The four-year grant will try to provide proof of concept that genome editing can be used to address important measurable agricultural traits in rice, including plant height, yield, disease resistance, and soil acidity tolerance. The scientists will develop a genome editing platform for crop breeding as well as new lines of rice expressing the improved traits.
Bogdanove said that the scientists have already identified particular stretches of DNA as candidates for the quantitative traits of interest.
The project will use data released in 2014 from an international project that sequenced 3,000 different rice genomes from around the world.

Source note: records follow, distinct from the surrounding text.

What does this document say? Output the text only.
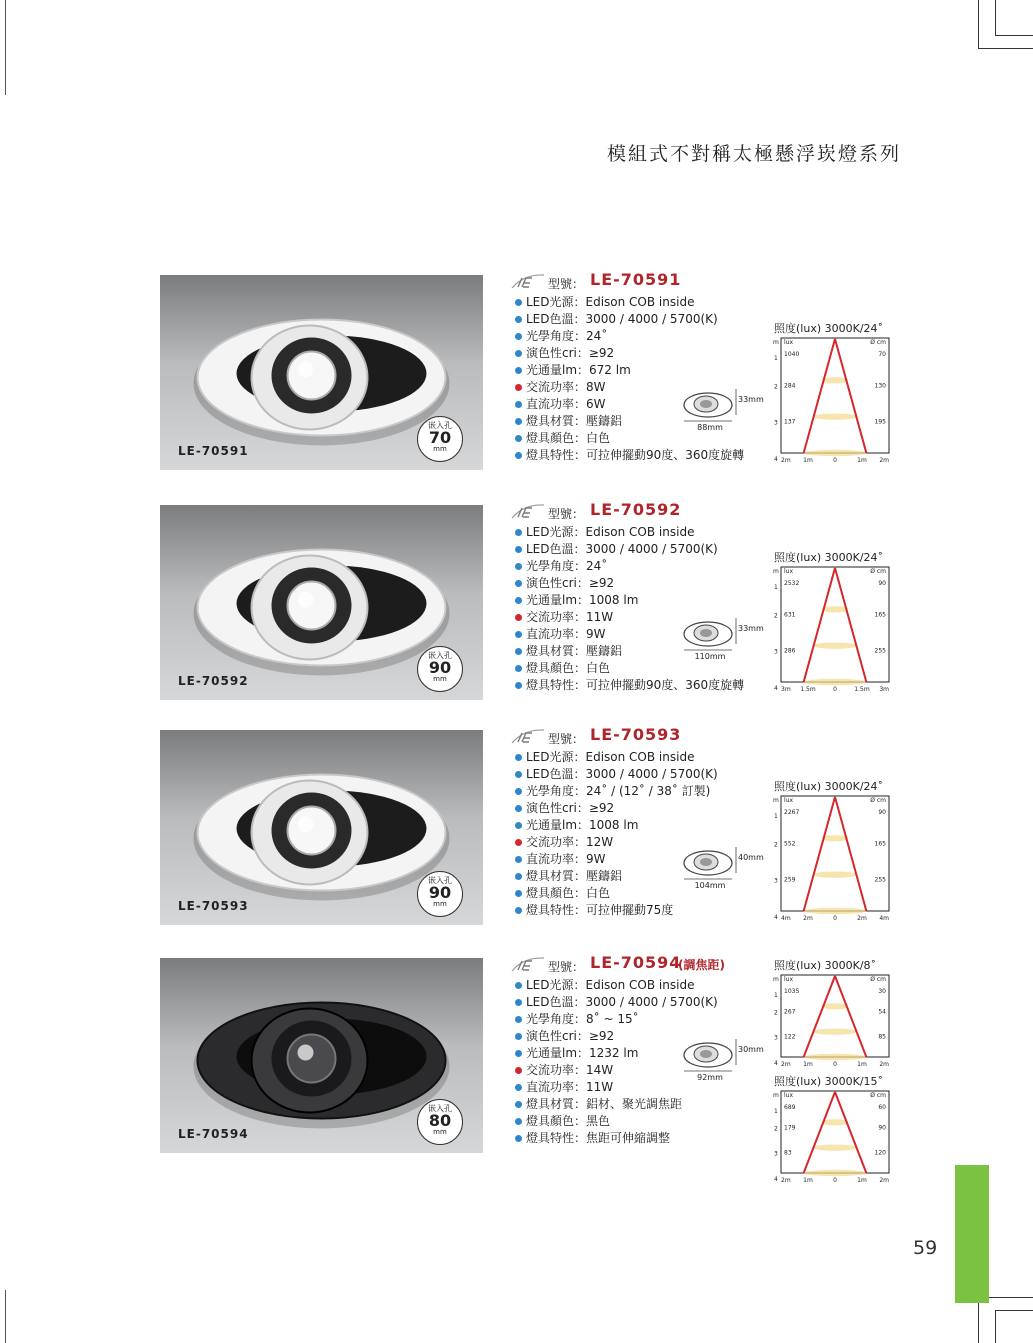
模組式不對稱太極懸浮崁燈系列
LE-70591
嵌入孔
70
mm
型號： LE-70591
LED光源：Edison COB inside
LED色溫：3000 / 4000 / 5700(K)
光學角度：24˚
演色性cri：≥92
光通量lm：672 lm
交流功率：8W
直流功率：6W
燈具材質：壓鑄鋁
燈具顏色：白色
燈具特性：可拉伸擺動90度、360度旋轉
88mm
33mm
照度(lux) 3000K/24˚
m lux	Ø cm
1
2
3
4
1040
284
137
70
130
195
2m 1m	0	1m 2m
LE-70592
嵌入孔
90
mm
型號： LE-70592
LED光源：Edison COB inside
LED色溫：3000 / 4000 / 5700(K)
光學角度：24˚
演色性cri：≥92
光通量lm：1008 lm
交流功率：11W
直流功率：9W
燈具材質：壓鑄鋁
燈具顏色：白色
燈具特性：可拉伸擺動90度、360度旋轉
110mm
33mm
照度(lux) 3000K/24˚
m lux	Ø cm
1
2
3
4
2532
631
286
90
165
255
3m 1.5m	0	1.5m 3m
LE-70593
嵌入孔
90
mm
型號： LE-70593
LED光源：Edison COB inside
LED色溫：3000 / 4000 / 5700(K)
光學角度：24˚ / (12˚ / 38˚ 訂製)
演色性cri：≥92
光通量lm：1008 lm
交流功率：12W
直流功率：9W
燈具材質：壓鑄鋁
燈具顏色：白色
燈具特性：可拉伸擺動75度
104mm
40mm
照度(lux) 3000K/24˚
m lux	Ø cm
1
2
3
4
2267
552
259
90
165
255
4m 2m	0	2m 4m
LE-70594
嵌入孔
80
mm
型號： LE-70594
(調焦距)
LED光源：Edison COB inside
LED色溫：3000 / 4000 / 5700(K)
光學角度：8˚ ~ 15˚
演色性cri：≥92
光通量lm：1232 lm
交流功率：14W
直流功率：11W
燈具材質：鋁材、聚光調焦距
燈具顏色：黑色
燈具特性：焦距可伸縮調整
92mm
30mm
照度(lux) 3000K/8˚
m lux	Ø cm
1
2
3
4
1035
267
122
30
54
85
2m 1m	0	1m 2m
照度(lux) 3000K/15˚
m lux	Ø cm
1
2
3
4
689
179
83
60
90
120
2m 1m	0	1m 2m
59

The grant did not mention the use of any particular genome editing technologies. Bogdanove is co-creator of transcription activator-like effector nucleases (TALENs); Daniel Voytas, a professor at the University of Minnesota, chief scientific officer at Cellectis Plant Sciences and co-developer of TALENs, is also listed as a co- investigator on the grant. Rice genetics researcher Susan McCouch is also a co-investigator and a professor at Cornell.
In 2011, the NSF awarded researchers at Cornell and the University of California, Riverside $4.8 million to study transposable elements in the rice genome.